The number leapt out at her—$7,500.00 had been deposited in this account beginning in September 2006 and continuing monthly, right up through the last month.
So what? she asked herself. Maybe Brianna Lane was a lawyer or an investment banker or …
Not making that kind of money in a town the size of Pineville, Louisiana. It was way out of proportion for an army widow in her twenties in a very small town.
“Let’s just see about this,” Voss said.
She began tracing the deposits, following the digital footprints deeper and deeper. No money was completely clean—all transactions left a trail, no matter how hard certain parties might try to cover it. Voss had been down that road before as well, and with numbers much, much larger than this.
Voss kept following the trail. Lights clicked off in the offices around her. She called her ex-husband’s house, said good night to each of the kids as she always did, and turned back to her monitor.
The funds were transferred to Brianna Lane’s account in Pineville each month from a bank in Dallas, Texas. The account was registered to a company called Beasley Holdings. Its address was a post office box. The account was nothing more than a pass-through. The funds arrived in the Beasley account on the same day each month, and were automatically transferred out to Brianna Lane within one hour.

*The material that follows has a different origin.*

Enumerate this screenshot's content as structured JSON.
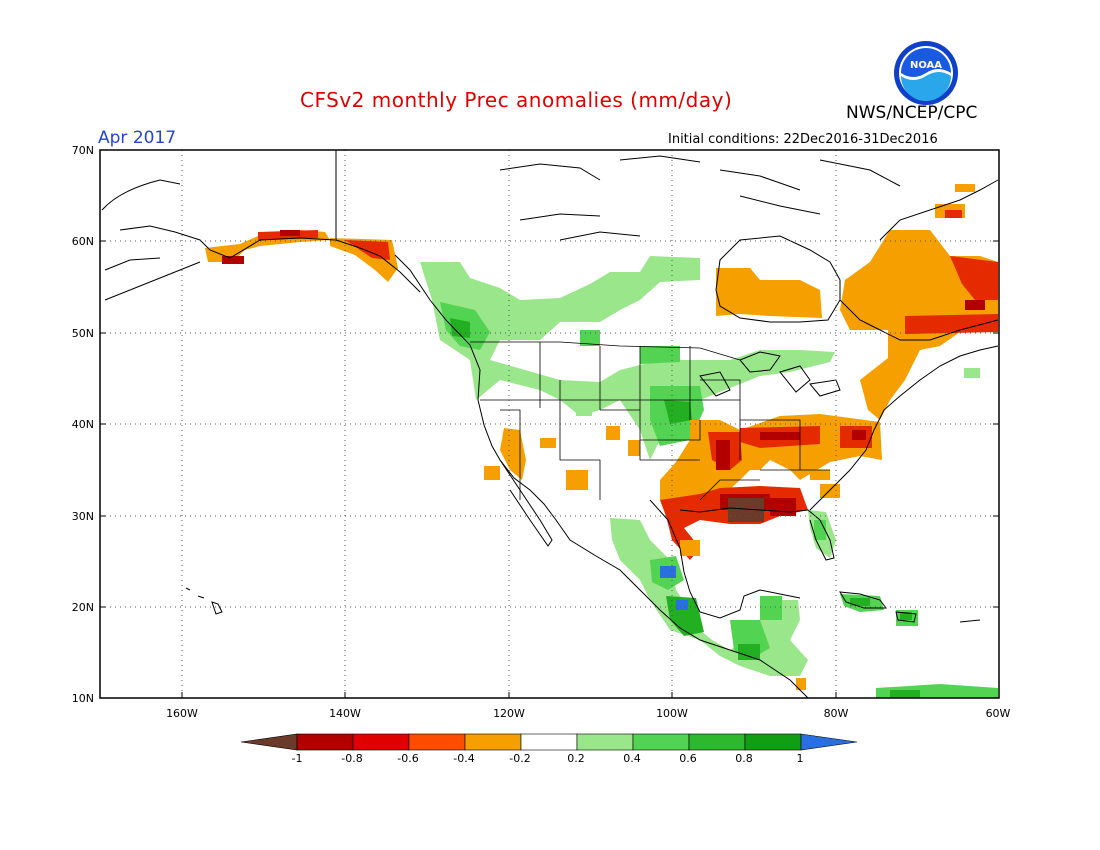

Voss took it back another step, which led to a New York bank and an account registered to Eastern Investments. Same thing as the Dallas account—funds arrived and left within one hour. It took Voss a little longer to find that the money came to New York through an offshore account in Aruba.
As she expected, the trail ended there, at least temporarily. Even RACER wasn’t able to immediately access foreign accounts. The account information was encrypted, and without some more sophisticated hacking, she’d never be able to break through the labyrinth and find where the money came from before it went to Aruba.
In her past life, she’d known just the person for such a job. He had the tools, he was a professional hacker, and he owed her several favors. Not wanting to use the office computer, she sent him a text message from her phone and asked him to call her. When he did, she told him what she wanted. He didn’t hesitate, just said, “Sweet!” and told her he’d get on it.
Voss’s eyes were blurry. She was hungry, and her butt hurt from sitting in the chair for so long. She reached for the phone, then pulled her hand back. She didn’t know where Meg Tolman was, just that she had left town quickly.
Voss didn’t have all the information Tolman might need, either. This was more than just a favor for an office colleague. With any luck, in the morning, Voss would know where that money had come from. Then she would call Meg Tolman.